Pri Bueno/Divulgação
Imagem: Pri Bueno/Divulgação

Luiza Souto

Colaboração para Ecoa, no Rio de Janeiro (RJ)

10/08/2023 06h00

Daniele Cristina dos Santos, de 31 anos, tinha apenas 4 quando o pai foi morto em uma favela do Rio de Janeiro. Para conseguir sustentar sua irmã, que era recém-nascida, e ela, sua mãe, aos 21 anos, dobrou o número de faxinas que já fazia "para chegar, talvez, com um danone em casa".

Moradora do Complexo do Alemão, na zona norte carioca, hoje Daniele atende por Dany Shekinah e superou - e muito - o sufoco de sua infância. É uma referência no mundo do mega hair, já arrumou cabelo de famosas, só emprega mulheres da comunidade no seu salão e ensina cabeleireiras a faturarem até R$ 15 mil por mês.
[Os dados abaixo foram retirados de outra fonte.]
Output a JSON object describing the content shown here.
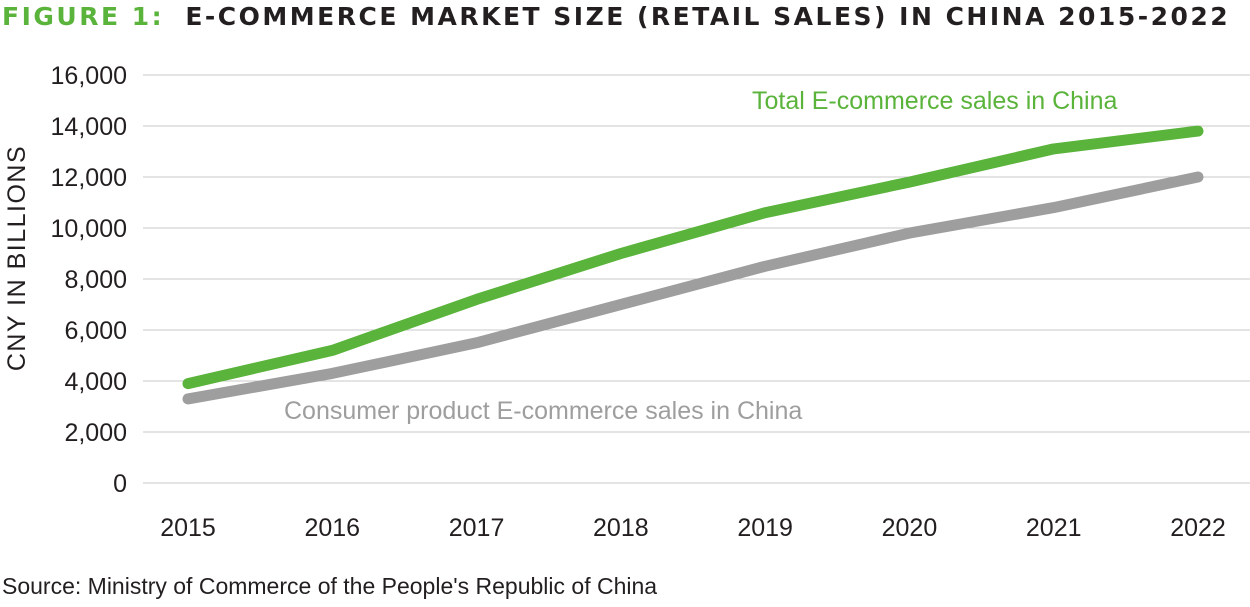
{
  "colors": {
    "title_prefix": "#5ab33a",
    "title_main": "#231f20",
    "total_series": "#5ab33a",
    "consumer_series": "#9e9e9e",
    "grid": "#c8c8c8",
    "text": "#231f20"
  },
  "title_prefix": "FIGURE 1:",
  "title_main": "E-COMMERCE MARKET SIZE (RETAIL SALES) IN CHINA 2015-2022",
  "source": "Source: Ministry of Commerce of the People's Republic of China",
  "chart_data": {
    "type": "line",
    "title": "FIGURE 1: E-COMMERCE MARKET SIZE (RETAIL SALES) IN CHINA 2015-2022",
    "xlabel": "",
    "ylabel": "CNY IN BILLIONS",
    "x": [
      "2015",
      "2016",
      "2017",
      "2018",
      "2019",
      "2020",
      "2021",
      "2022"
    ],
    "ylim": [
      0,
      16000
    ],
    "yticks": [
      0,
      2000,
      4000,
      6000,
      8000,
      10000,
      12000,
      14000,
      16000
    ],
    "ytick_labels": [
      "0",
      "2,000",
      "4,000",
      "6,000",
      "8,000",
      "10,000",
      "12,000",
      "14,000",
      "16,000"
    ],
    "grid": true,
    "legend": "direct labels on lines",
    "series": [
      {
        "name": "Total E-commerce sales in China",
        "color": "#5ab33a",
        "values": [
          3900,
          5200,
          7200,
          9000,
          10600,
          11800,
          13100,
          13800
        ]
      },
      {
        "name": "Consumer product E-commerce sales in China",
        "color": "#9e9e9e",
        "values": [
          3300,
          4300,
          5500,
          7000,
          8500,
          9800,
          10800,
          12000
        ]
      }
    ]
  }
}
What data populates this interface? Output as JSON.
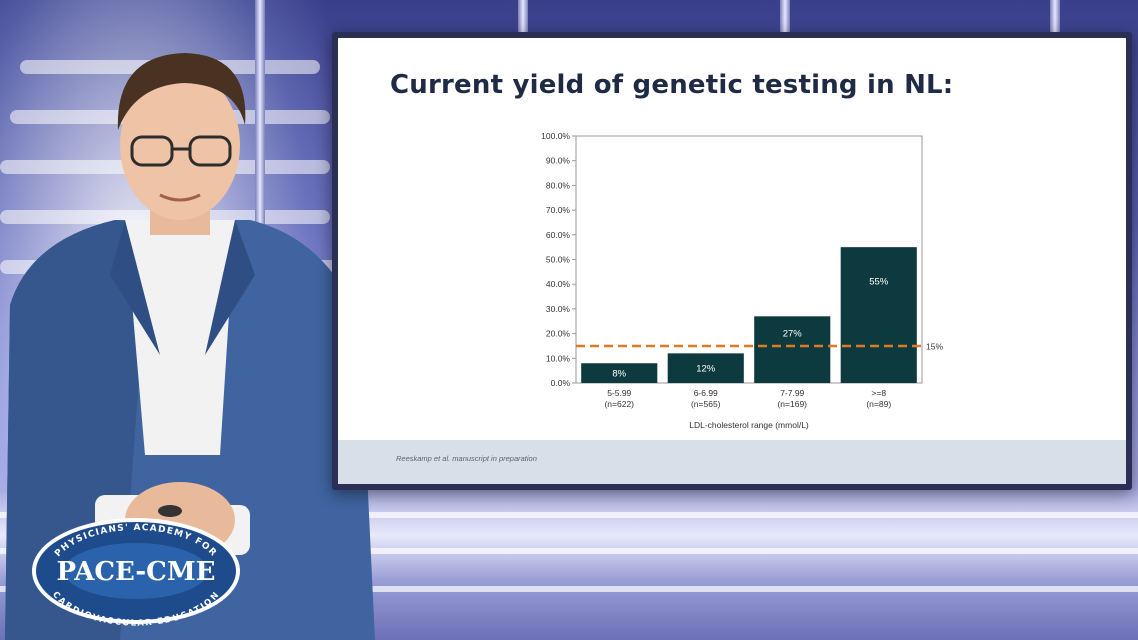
{
  "slide": {
    "title": "Current yield of genetic testing in NL:",
    "footnote": "Reeskamp et al. manuscript in preparation"
  },
  "logo": {
    "top_arc_text": "PHYSICIANS' ACADEMY FOR",
    "name": "PACE-CME",
    "bottom_arc_text": "CARDIOVASCULAR EDUCATION"
  },
  "colors": {
    "bar": "#0d3a3f",
    "reference_line": "#e07a22",
    "slide_title": "#1f2a44",
    "footer_bar": "#d7e0e8"
  },
  "chart_data": {
    "type": "bar",
    "title": "",
    "xlabel": "LDL-cholesterol range (mmol/L)",
    "ylabel": "",
    "ylim": [
      0,
      100
    ],
    "yticks": [
      "0.0%",
      "10.0%",
      "20.0%",
      "30.0%",
      "40.0%",
      "50.0%",
      "60.0%",
      "70.0%",
      "80.0%",
      "90.0%",
      "100.0%"
    ],
    "categories": [
      {
        "label": "5-5.99",
        "sublabel": "(n=622)"
      },
      {
        "label": "6-6.99",
        "sublabel": "(n=565)"
      },
      {
        "label": "7-7.99",
        "sublabel": "(n=169)"
      },
      {
        "label": ">=8",
        "sublabel": "(n=89)"
      }
    ],
    "values": [
      8,
      12,
      27,
      55
    ],
    "data_labels": [
      "8%",
      "12%",
      "27%",
      "55%"
    ],
    "reference_line": {
      "value": 15,
      "label": "15%",
      "style": "dashed"
    },
    "grid": false,
    "legend": "none"
  }
}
"Eu quero que elas sonhem junto comigo", diz ela a Ecoa do terraço de seu espaço, com o Cristo Redentor bem distante.

Para ajudar a mãe a fechar as contas do mês quando ainda era adolescente, Dany começou a vender açaí e cachorro-quente na porta da escola onde estudava. Tinha 13 anos e ganhava cerca de R$ 100 reais por semana.

Escova no cabelo das vizinhas

Aos 16, começou a fazer escova no cabelo das vizinhas e, num único dia, faturava o mesmo valor que conseguia com as vendas durante toda a semana. Com o dinheiro extra, resolveu investir no ramo e foi fazer um curso de cabeleireiro.

No ano seguinte, Dany alugou um pequeno espaço na casa da avó para abrir um salão. Chamou três amigos para oferecer serviços que ela não sabia fazer, como o de manicure e escova progressiva. Com o dinheiro que passou a ganhar, aos 18 anos veio a primeira grande realização,

Dani - Luiza Souto - Luiza Souto
Hoje Dani tem um salão de três andares no Complexo do Alemão, comprou uma casa para ela e outra para a mãe e avó
Imagem: Luiza Souto

"Fiz o casamento dos meus sonhos, na igreja e com festa. Passei a morar na casa da minha avó e transferi o salão para Nova Brasília, a comunidade mais movimentada do Complexo", conta.

Cinco anos após as mudanças, a cabeleireira diz que se sentiu estagnada: as contas estavam fechando no azul, mas não sobrava nada para expandir. Ela foi, então, buscar mais especialização e fez um curso de coloração. Com a nova especialidade, viu o número de clientes aumentar.

A chave do crescimento é o conhecimento.

Dany Shekinah

Virada na carreira

O espaço em Nova Brasília ficou pequeno para a nova fase. Assumiu, então, um grande empréstimo para comprar a casa da avó e voltou com o salão para onde tudo começou.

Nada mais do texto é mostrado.